"Hussy!"
"An actress—that sums her up," said the assistant, contemptuously. They began to talk of the lovers of the lady and the luxury in which she lived.
After dinner the master went to sleep in the room behind the shop, and I, opening his gold watch, poured vinegar into the works. It was a moment of supreme joy to me when he awoke and came into the shop, with his watch in his hand, muttering wildly:
"What can have happened? My watch is all wet. I never remember such a thing happening before. It is all wet; it will be ruined."

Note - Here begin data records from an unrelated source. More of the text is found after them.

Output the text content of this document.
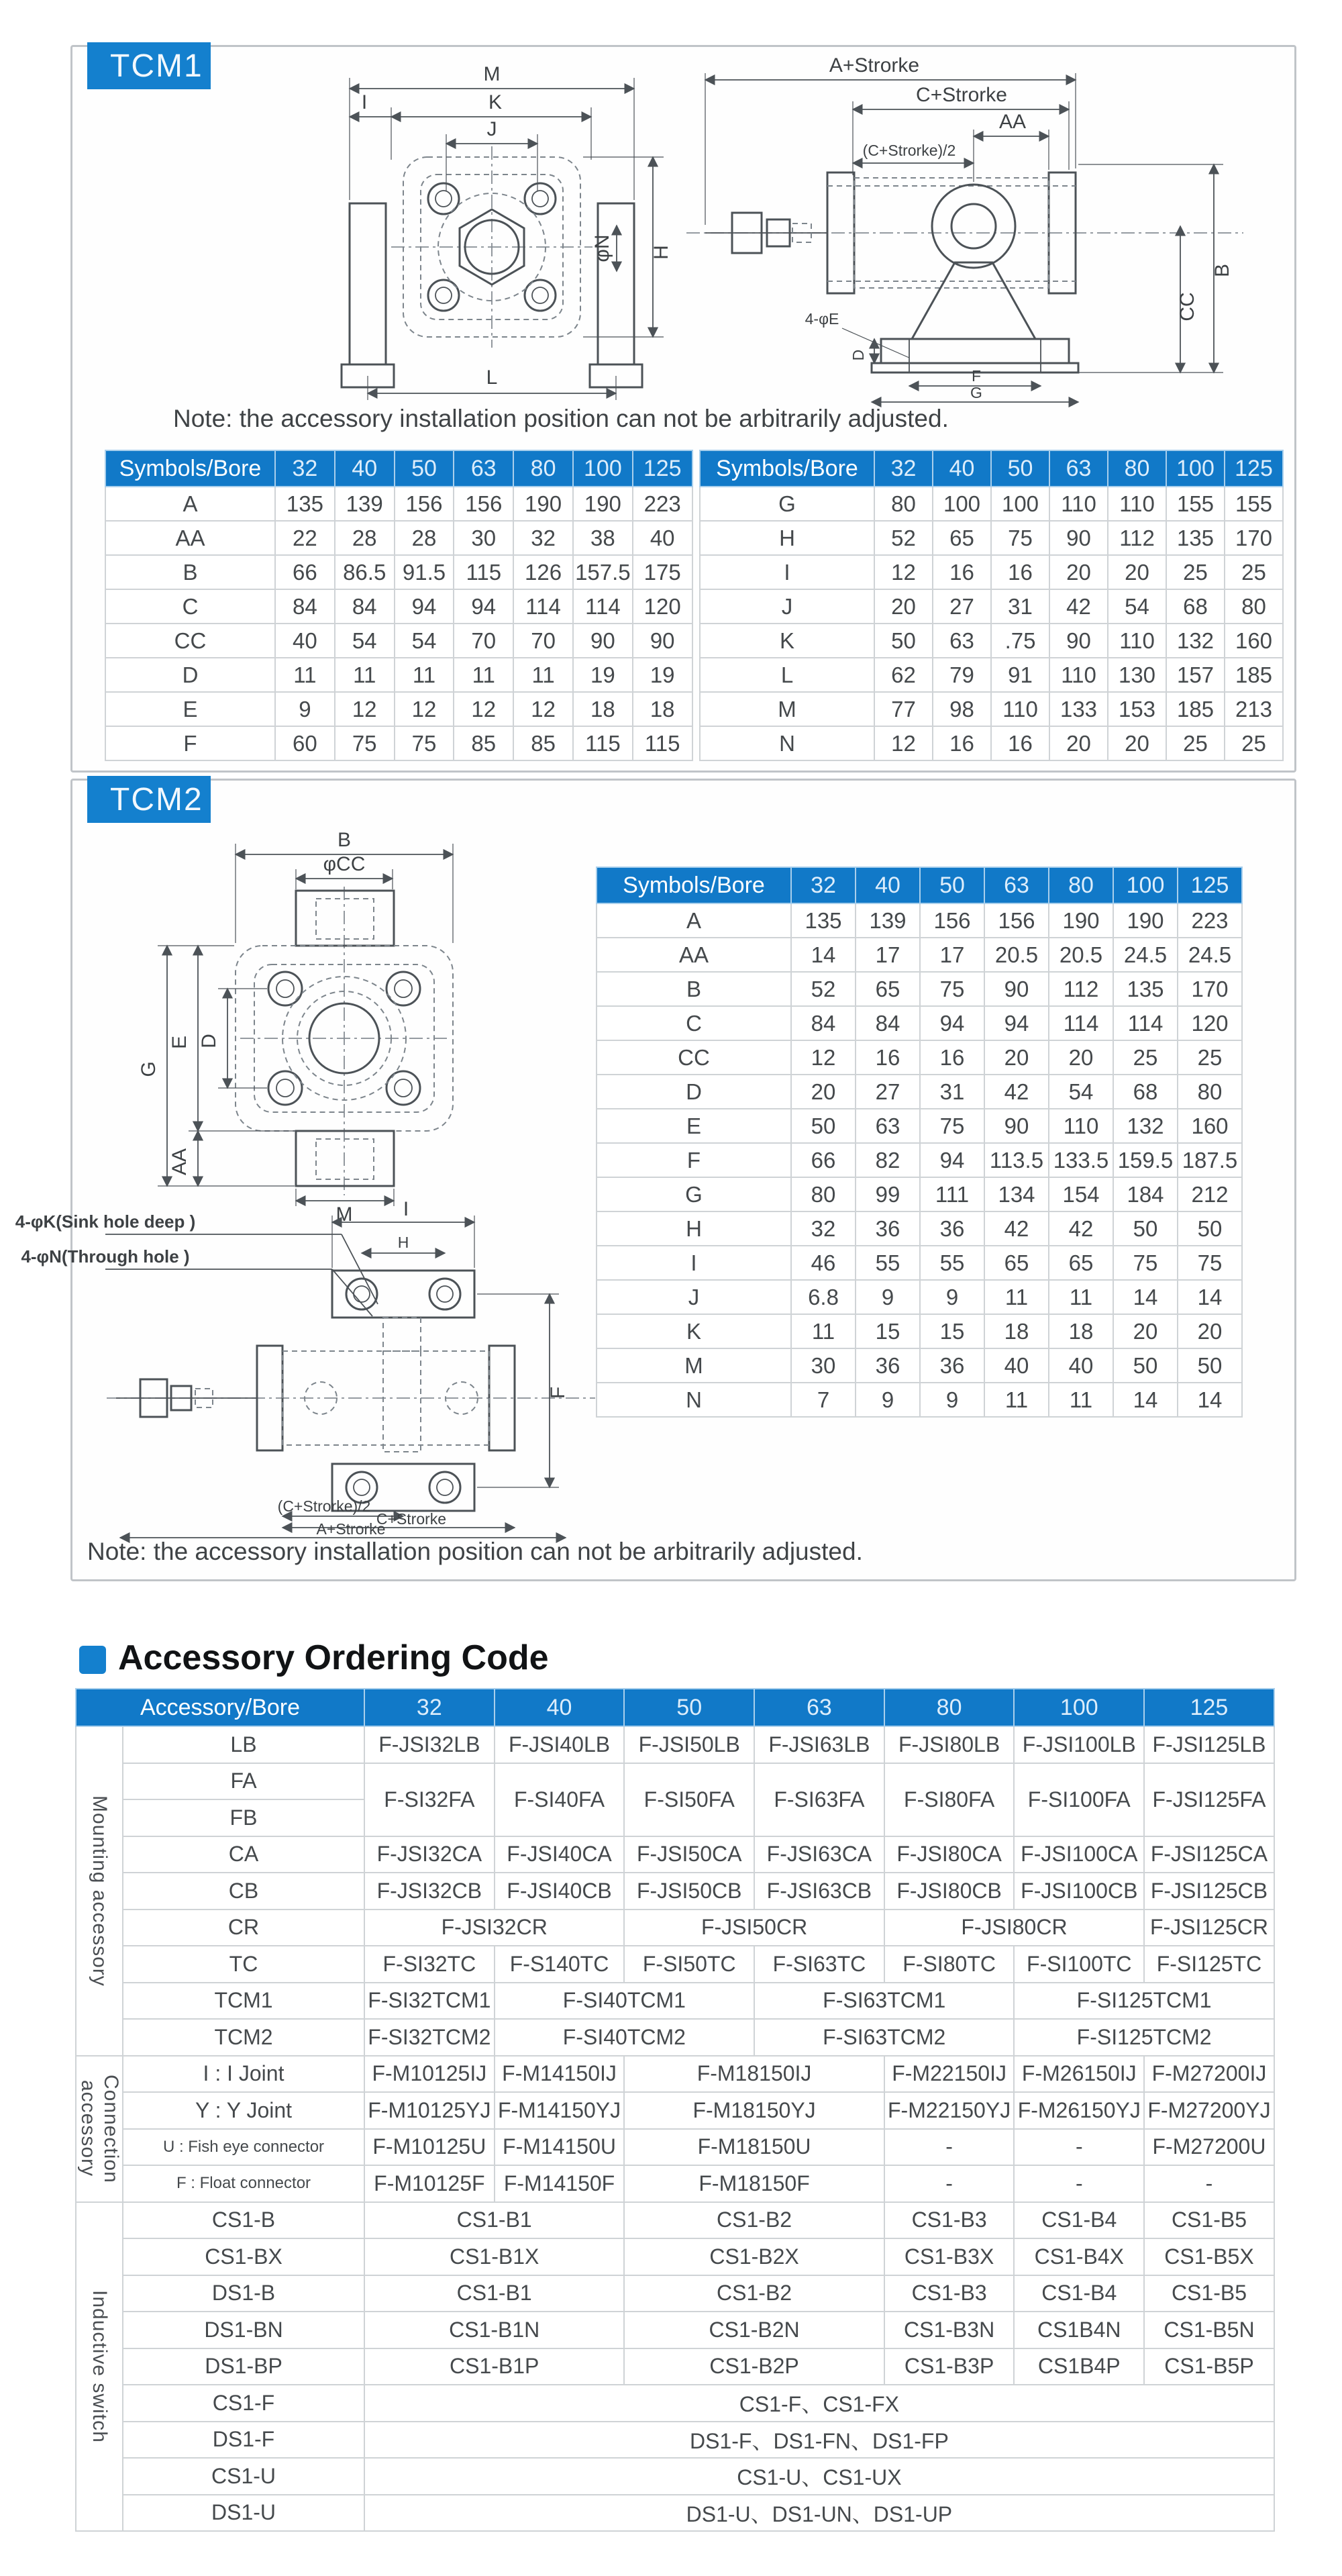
TCM1	M
K
I
J
H
φN
L
A+Strorke
C+Strorke
AA
(C+Strorke)/2
B
CC
4-φE
D
F
G
Note: the accessory installation position can not be arbitrarily adjusted.
Symbols/Bore	32	40	50	63	80	100	125
A	135	139	156	156	190	190	223
AA	22	28	28	30	32	38	40
B	66	86.5	91.5	115	126	157.5	175
C	84	84	94	94	114	114	120
CC	40	54	54	70	70	90	90
D	11	11	11	11	11	19	19
E	9	12	12	12	12	18	18
F	60	75	75	85	85	115	115
Symbols/Bore	32	40	50	63	80	100	125
G	80	100	100	110	110	155	155
H	52	65	75	90	112	135	170
I	12	16	16	20	20	25	25
J	20	27	31	42	54	68	80
K	50	63	.75	90	110	132	160
L	62	79	91	110	130	157	185
M	77	98	110	133	153	185	213
N	12	16	16	20	20	25	25
TCM2
B
φCC
G
E D
AA
M
4-φK(Sink hole deep )
4-φN(Through hole )
I
H
F
(C+Strorke)/2
C+Strorke
A+Strorke
Symbols/Bore	32	40	50	63	80	100	125
A	135	139	156	156	190	190	223
AA	14	17	17	20.5	20.5	24.5	24.5
B	52	65	75	90	112	135	170
C	84	84	94	94	114	114	120
CC	12	16	16	20	20	25	25
D	20	27	31	42	54	68	80
E	50	63	75	90	110	132	160
F	66	82	94	113.5	133.5	159.5	187.5
G	80	99	111	134	154	184	212
H	32	36	36	42	42	50	50
I	46	55	55	65	65	75	75
J	6.8	9	9	11	11	14	14
K	11	15	15	18	18	20	20
M	30	36	36	40	40	50	50
N	7	9	9	11	11	14	14
Note: the accessory installation position can not be arbitrarily adjusted.
Accessory Ordering Code
Accessory/Bore		32	40	50	63	80	100	125
Mounting accessory	LB	F-JSI32LB	F-JSI40LB	F-JSI50LB	F-JSI63LB	F-JSI80LB	F-JSI100LB	F-JSI125LB
	FA	F-SI32FA	F-SI40FA	F-SI50FA	F-SI63FA	F-SI80FA	F-SI100FA	F-JSI125FA
	FB							
	CA	F-JSI32CA	F-JSI40CA	F-JSI50CA	F-JSI63CA	F-JSI80CA	F-JSI100CA	F-JSI125CA
	CB	F-JSI32CB	F-JSI40CB	F-JSI50CB	F-JSI63CB	F-JSI80CB	F-JSI100CB	F-JSI125CB
	CR	F-JSI32CR		F-JSI50CR		F-JSI80CR		F-JSI125CR
	TC	F-SI32TC	F-S140TC	F-SI50TC	F-SI63TC	F-SI80TC	F-SI100TC	F-SI125TC
	TCM1	F-SI32TCM1	F-SI40TCM1		F-SI63TCM1		F-SI125TCM1	
	TCM2	F-SI32TCM2	F-SI40TCM2		F-SI63TCM2		F-SI125TCM2	
Connection accessory	I : I Joint	F-M10125IJ	F-M14150IJ	F-M18150IJ		F-M22150IJ	F-M26150IJ	F-M27200IJ
	Y : Y Joint	F-M10125YJ	F-M14150YJ	F-M18150YJ		F-M22150YJ	F-M26150YJ	F-M27200YJ
	U : Fish eye connector	F-M10125U	F-M14150U	F-M18150U		-	-	F-M27200U
	F : Float connector	F-M10125F	F-M14150F	F-M18150F		-	-	-
Inductive switch	CS1-B	CS1-B1		CS1-B2		CS1-B3	CS1-B4	CS1-B5
	CS1-BX	CS1-B1X		CS1-B2X		CS1-B3X	CS1-B4X	CS1-B5X
	DS1-B	CS1-B1		CS1-B2		CS1-B3	CS1-B4	CS1-B5
	DS1-BN	CS1-B1N		CS1-B2N		CS1-B3N	CS1B4N	CS1-B5N
	DS1-BP	CS1-B1P		CS1-B2P		CS1-B3P	CS1B4P	CS1-B5P
	CS1-F	CS1-F、CS1-FX						
	DS1-F	DS1-F、DS1-FN、DS1-FP						
	CS1-U	CS1-U、CS1-UX						
	DS1-U	DS1-U、DS1-UN、DS1-UP						
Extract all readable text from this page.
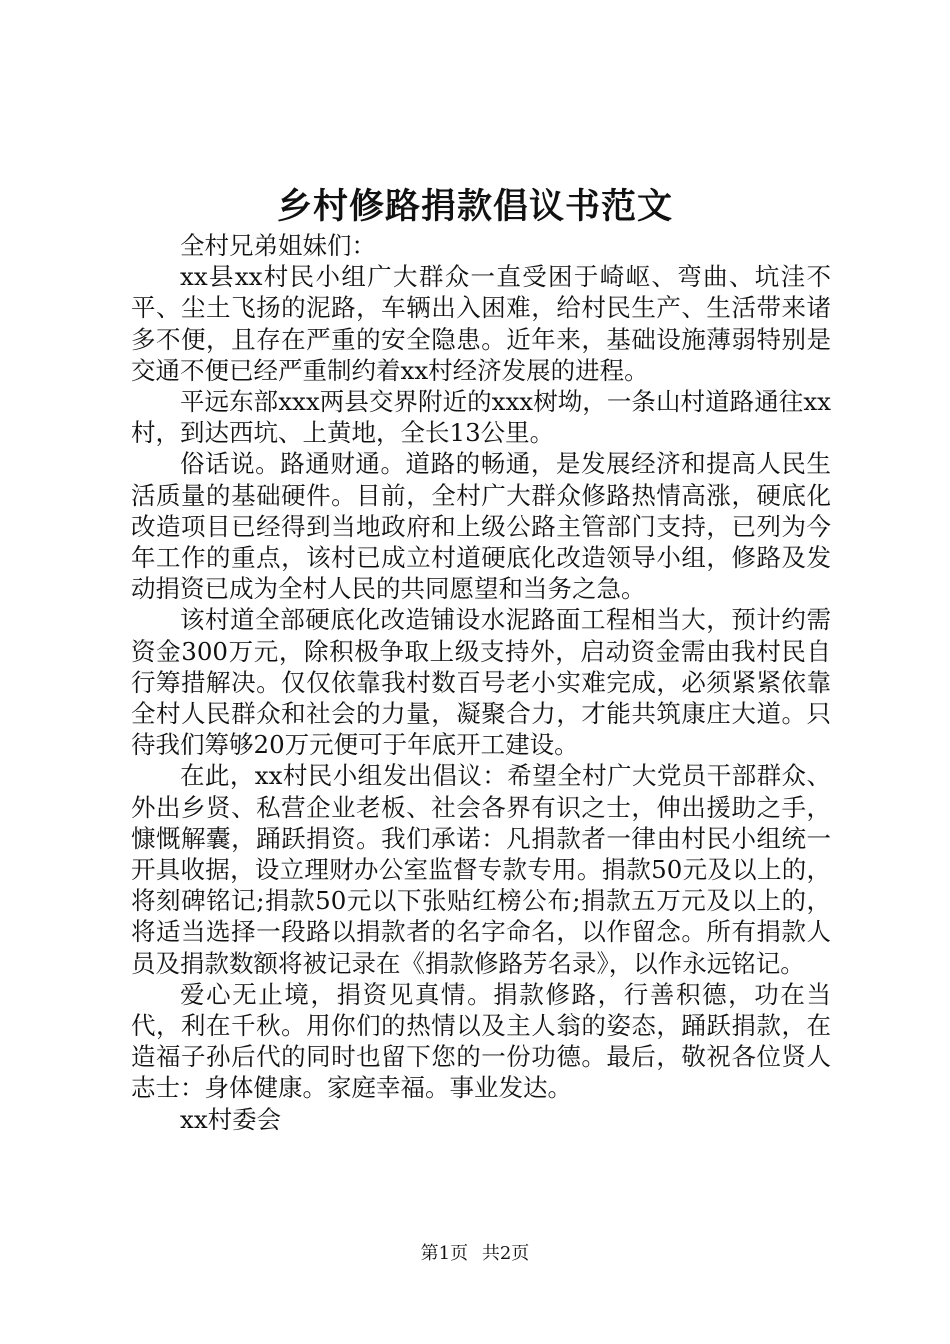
乡村修路捐款倡议书范文

全村兄弟姐妹们：

xx县xx村民小组广大群众一直受困于崎岖、弯曲、坑洼不平、尘土飞扬的泥路，车辆出入困难，给村民生产、生活带来诸多不便，且存在严重的安全隐患。近年来，基础设施薄弱特别是交通不便已经严重制约着xx村经济发展的进程。

平远东部xxx两县交界附近的xxx树坳，一条山村道路通往xx村，到达西坑、上黄地，全长13公里。

俗话说。路通财通。道路的畅通，是发展经济和提高人民生活质量的基础硬件。目前，全村广大群众修路热情高涨，硬底化改造项目已经得到当地政府和上级公路主管部门支持，已列为今年工作的重点，该村已成立村道硬底化改造领导小组，修路及发动捐资已成为全村人民的共同愿望和当务之急。

该村道全部硬底化改造铺设水泥路面工程相当大，预计约需资金300万元，除积极争取上级支持外，启动资金需由我村民自行筹措解决。仅仅依靠我村数百号老小实难完成，必须紧紧依靠全村人民群众和社会的力量，凝聚合力，才能共筑康庄大道。只待我们筹够20万元便可于年底开工建设。

在此，xx村民小组发出倡议：希望全村广大党员干部群众、外出乡贤、私营企业老板、社会各界有识之士，伸出援助之手，慷慨解囊，踊跃捐资。我们承诺：凡捐款者一律由村民小组统一开具收据，设立理财办公室监督专款专用。捐款50元及以上的，将刻碑铭记;捐款50元以下张贴红榜公布;捐款五万元及以上的，将适当选择一段路以捐款者的名字命名，以作留念。所有捐款人员及捐款数额将被记录在《捐款修路芳名录》，以作永远铭记。

爱心无止境，捐资见真情。捐款修路，行善积德，功在当代，利在千秋。用你们的热情以及主人翁的姿态，踊跃捐款，在造福子孙后代的同时也留下您的一份功德。最后，敬祝各位贤人志士：身体健康。家庭幸福。事业发达。

xx村委会

第1页 共2页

In addition to the burden of my duties in the shop and the housework, I was weighed down by depression. I often thought it would be a good idea to behave so badly that I should get my dismissal. Snow-covered people passed the door of the shop without making a sound. They looked as if on their way to somebody's funeral. Having meant to accompany the body to the grave, they had been delayed, and, being late for the funeral procession, were hurrying to the grave-side. The horses quivered with the effort of making their way through the snow-drifts. From the belfry of the church behind the shop the bells rang out with a melancholy sound every day. It was Lent, and every stroke of the bell fell upon my brain as if it had been a pillow, not hurting, but stupefying and deafening, me. One day when I was in the yard unpacking a case of new goods just received, at the door of the shop, the watchman of the church, a crooked old man, as soft as if he were made of rags and as ragged as if he had been torn to pieces by dogs, approached me.
"Are you going to be kind and steal some goloshes for me?" he asked.
I was silent. He sat down on an empty case, yawned, made the sign of the cross over his mouth, and repeated:
"Will you steal them for me?"
"It is wrong to steal," I informed him.
"But people steal all the same. Old age must have its compensations."